Besinsel yetersizlik

Bazı ilaçlar (antihistaminikler, ruhsal gevşeticiler)

Uyku sorunları

Depresyon ve kaygı

Fibromiyalji

Tıbbi hastalıklar

Hareketsizlik ve şişmanlık

Alkol

Enerjinin sırrı ATP üretiminde

Yediğiniz gıdalar, cinsleri ve lezzetleri ne olursa olsun mide ve bağırsakta çok faklı kimyasal ve fiziksel hazım süreçlerine tabi tutulmaktadır. Besinler sindirim faaliyetleriyle kana aktarılmakta ve bedenin tüm hücrelerine ihtiyaçları oranında taşınmaktadır. Bu müthiş bir düzendir ve çok ciddi travmalar almadığı sürece tıkır tıkır işler. Hücrelere ulaşan karbonhidrat, aminoasit veya yağ asitleri ihtiyaca göre ya yakıt olarak harcanır, ya tamir süreçlerinde yararlanılır, ya da yağ olarak depolanır.

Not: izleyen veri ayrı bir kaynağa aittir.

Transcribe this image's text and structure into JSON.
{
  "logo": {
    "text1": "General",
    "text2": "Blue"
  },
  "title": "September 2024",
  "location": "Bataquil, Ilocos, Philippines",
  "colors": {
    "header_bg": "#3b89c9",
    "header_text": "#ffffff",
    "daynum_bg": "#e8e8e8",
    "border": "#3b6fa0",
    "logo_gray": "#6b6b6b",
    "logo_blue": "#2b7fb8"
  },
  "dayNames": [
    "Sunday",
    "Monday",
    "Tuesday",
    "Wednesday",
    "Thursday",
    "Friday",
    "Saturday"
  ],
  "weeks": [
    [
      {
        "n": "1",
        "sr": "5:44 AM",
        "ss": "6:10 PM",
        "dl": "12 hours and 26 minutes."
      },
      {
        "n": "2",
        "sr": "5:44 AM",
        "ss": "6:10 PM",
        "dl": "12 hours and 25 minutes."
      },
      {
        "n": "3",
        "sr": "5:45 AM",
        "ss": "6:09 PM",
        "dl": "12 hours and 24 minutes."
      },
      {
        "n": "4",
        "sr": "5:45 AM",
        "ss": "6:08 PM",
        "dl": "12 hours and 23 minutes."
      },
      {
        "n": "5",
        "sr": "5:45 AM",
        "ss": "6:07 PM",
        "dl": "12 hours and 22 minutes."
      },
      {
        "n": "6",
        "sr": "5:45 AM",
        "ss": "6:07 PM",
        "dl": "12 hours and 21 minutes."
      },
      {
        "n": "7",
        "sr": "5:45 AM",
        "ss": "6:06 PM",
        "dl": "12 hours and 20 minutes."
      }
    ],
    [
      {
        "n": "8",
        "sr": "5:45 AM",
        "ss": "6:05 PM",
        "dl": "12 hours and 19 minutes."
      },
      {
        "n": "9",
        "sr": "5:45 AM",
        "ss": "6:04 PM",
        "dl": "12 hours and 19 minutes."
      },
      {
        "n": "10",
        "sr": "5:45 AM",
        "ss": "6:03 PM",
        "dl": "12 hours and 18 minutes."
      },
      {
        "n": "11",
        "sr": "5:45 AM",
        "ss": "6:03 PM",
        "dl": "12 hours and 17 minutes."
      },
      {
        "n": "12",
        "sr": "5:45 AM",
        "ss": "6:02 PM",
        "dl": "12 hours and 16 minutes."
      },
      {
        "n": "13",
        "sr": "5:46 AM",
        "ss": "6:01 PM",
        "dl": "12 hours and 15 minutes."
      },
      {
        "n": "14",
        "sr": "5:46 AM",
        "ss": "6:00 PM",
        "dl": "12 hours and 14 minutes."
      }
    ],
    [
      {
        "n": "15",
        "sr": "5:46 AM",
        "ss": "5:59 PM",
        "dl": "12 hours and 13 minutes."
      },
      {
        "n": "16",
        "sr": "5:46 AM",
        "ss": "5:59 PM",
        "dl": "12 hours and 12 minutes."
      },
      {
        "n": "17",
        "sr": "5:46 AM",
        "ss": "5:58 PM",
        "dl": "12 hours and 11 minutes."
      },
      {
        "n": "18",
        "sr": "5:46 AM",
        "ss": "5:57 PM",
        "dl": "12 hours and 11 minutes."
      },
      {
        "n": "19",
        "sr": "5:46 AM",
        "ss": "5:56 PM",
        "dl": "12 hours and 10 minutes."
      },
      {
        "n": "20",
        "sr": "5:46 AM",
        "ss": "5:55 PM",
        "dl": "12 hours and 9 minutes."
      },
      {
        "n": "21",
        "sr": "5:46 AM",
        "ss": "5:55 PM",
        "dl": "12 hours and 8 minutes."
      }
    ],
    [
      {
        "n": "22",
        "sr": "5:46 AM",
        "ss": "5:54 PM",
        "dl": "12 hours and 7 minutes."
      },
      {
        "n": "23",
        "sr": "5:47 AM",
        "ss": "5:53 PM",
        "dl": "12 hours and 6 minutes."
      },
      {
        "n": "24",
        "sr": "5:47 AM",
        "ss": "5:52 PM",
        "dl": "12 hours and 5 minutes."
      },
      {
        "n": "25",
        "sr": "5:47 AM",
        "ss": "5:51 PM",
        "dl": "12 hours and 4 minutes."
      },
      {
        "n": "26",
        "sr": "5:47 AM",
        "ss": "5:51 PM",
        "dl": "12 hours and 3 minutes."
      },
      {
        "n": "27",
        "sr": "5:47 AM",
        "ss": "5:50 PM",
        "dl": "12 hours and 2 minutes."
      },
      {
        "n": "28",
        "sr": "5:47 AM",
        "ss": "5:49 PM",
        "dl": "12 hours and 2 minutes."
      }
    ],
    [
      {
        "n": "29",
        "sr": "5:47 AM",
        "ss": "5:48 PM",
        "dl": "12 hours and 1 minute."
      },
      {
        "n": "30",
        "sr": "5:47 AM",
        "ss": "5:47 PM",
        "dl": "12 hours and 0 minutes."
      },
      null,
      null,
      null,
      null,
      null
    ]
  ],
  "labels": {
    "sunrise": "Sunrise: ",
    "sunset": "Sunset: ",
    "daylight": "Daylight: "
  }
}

Hücrelerinizin içinde bulunan enerji üretim fabrikalarınızın adı "Mitokondria"lardır. Mitokondrialar dünyanın en küçük ve en yetenekli enerji üretim santralleridir. Oksijeni kullanarak besinleri "adenosine triphospate" (ATP) denilen enerji yakıtına dönüştürürler. Bedeninizin enerji sırrı ATP üretiminizin düzeni ve miktarında gizlidir. Beyninizden tırnağınıza kadar tüm hücrelerinizin enerjisi ATP molekülü tarafından sağlanır.